Data source: city_data.csv, ride_data.csv
We performed the analysis on the provided datasets using Python, Jupyter Notebook, and Matplot library.
- Deliverable 1: A ride-sharing summary DataFrame by city type
- Deliverable 2: A multiple-line chart of total fares for each city type
- Deliverable 3: A written report for the PyBer analysis README.md
Referring to the "Ride-sharing Summary by City Type" and "Total Fare by City Type" figures we can assume that ride-sharing is more popular in urban cities.
Figure - 1. Ride-sharing Summary by City Type.
Figure - 2. Total Fare by City Type.
Urban cities have the lowest fare per ride. None the less the Total Fare is almost ten times higher than it is in the other types of cities. The average number of drivers in urban cities is four to nine times greater than in suburban rural cities, respectively. Also, the average number of rides in urban cities is about 4-times greater than in suburban and rural cities.

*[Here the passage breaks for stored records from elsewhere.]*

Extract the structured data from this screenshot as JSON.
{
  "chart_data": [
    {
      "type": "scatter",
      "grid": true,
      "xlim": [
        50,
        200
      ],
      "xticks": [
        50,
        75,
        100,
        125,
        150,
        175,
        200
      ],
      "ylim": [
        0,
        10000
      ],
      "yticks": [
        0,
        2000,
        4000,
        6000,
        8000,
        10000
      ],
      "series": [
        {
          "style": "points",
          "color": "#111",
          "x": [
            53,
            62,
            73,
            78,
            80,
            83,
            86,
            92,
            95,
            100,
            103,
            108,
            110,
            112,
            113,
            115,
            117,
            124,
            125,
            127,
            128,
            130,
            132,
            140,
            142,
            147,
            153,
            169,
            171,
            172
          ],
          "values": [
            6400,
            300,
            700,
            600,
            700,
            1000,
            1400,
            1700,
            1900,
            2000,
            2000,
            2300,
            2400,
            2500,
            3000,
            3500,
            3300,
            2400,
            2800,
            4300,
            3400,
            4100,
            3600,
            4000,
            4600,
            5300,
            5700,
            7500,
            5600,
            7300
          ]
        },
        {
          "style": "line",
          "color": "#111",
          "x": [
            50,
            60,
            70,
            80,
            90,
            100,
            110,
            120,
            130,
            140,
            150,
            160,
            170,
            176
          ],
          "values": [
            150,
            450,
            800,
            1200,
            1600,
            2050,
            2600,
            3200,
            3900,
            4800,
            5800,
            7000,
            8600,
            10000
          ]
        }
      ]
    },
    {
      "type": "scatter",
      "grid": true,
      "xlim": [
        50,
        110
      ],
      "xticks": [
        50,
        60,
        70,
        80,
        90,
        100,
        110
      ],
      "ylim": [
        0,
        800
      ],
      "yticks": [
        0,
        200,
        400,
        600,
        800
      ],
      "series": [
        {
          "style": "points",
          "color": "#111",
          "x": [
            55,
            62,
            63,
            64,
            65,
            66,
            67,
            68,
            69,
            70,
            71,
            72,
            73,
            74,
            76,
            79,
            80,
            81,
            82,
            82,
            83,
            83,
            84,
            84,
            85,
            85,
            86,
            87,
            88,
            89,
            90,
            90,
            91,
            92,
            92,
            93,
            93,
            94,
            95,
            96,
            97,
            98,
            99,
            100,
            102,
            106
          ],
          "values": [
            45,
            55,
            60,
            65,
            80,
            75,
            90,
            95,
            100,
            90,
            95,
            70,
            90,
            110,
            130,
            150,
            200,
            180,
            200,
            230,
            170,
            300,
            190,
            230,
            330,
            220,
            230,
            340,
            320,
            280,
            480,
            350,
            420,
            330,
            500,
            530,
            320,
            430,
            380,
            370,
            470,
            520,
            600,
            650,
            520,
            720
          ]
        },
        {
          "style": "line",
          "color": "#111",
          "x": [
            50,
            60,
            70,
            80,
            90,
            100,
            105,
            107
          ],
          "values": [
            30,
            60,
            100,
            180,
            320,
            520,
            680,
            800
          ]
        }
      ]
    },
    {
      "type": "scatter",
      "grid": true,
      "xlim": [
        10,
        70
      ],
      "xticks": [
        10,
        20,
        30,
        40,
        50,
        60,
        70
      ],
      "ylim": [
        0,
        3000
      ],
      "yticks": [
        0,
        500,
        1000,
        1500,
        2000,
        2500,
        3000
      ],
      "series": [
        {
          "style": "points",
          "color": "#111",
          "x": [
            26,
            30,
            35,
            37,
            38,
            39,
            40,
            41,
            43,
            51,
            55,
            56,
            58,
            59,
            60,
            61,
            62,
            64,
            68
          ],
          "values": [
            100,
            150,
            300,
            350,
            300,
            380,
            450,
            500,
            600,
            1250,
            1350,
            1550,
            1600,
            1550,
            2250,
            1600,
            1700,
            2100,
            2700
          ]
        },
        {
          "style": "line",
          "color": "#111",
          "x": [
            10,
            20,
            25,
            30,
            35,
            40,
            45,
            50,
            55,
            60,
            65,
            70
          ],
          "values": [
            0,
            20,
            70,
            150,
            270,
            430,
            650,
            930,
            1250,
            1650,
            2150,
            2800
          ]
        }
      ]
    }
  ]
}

We can assume all this is a result of the larger population in urban cities. And average fare per ride in rural and suburban cities is higher because of the longer ride distance. To prove this assumption we should calculate percentages of pyBer users to the average population in that region. And calculate the average fare per mile or kilometer to determine if it is indeed higher for the suburban and rural cities.
As a summary of the performed analysis, we can suggest the following:
- Make mentioned above additional calculations to get into the nature of differences in performance between different types of cities.
- Based on the additional data adjust fare prices for rides depending on the distance.
- Popularise ride-sharing in suburban and urban cities if projected total fares growth will cover marketing expenses.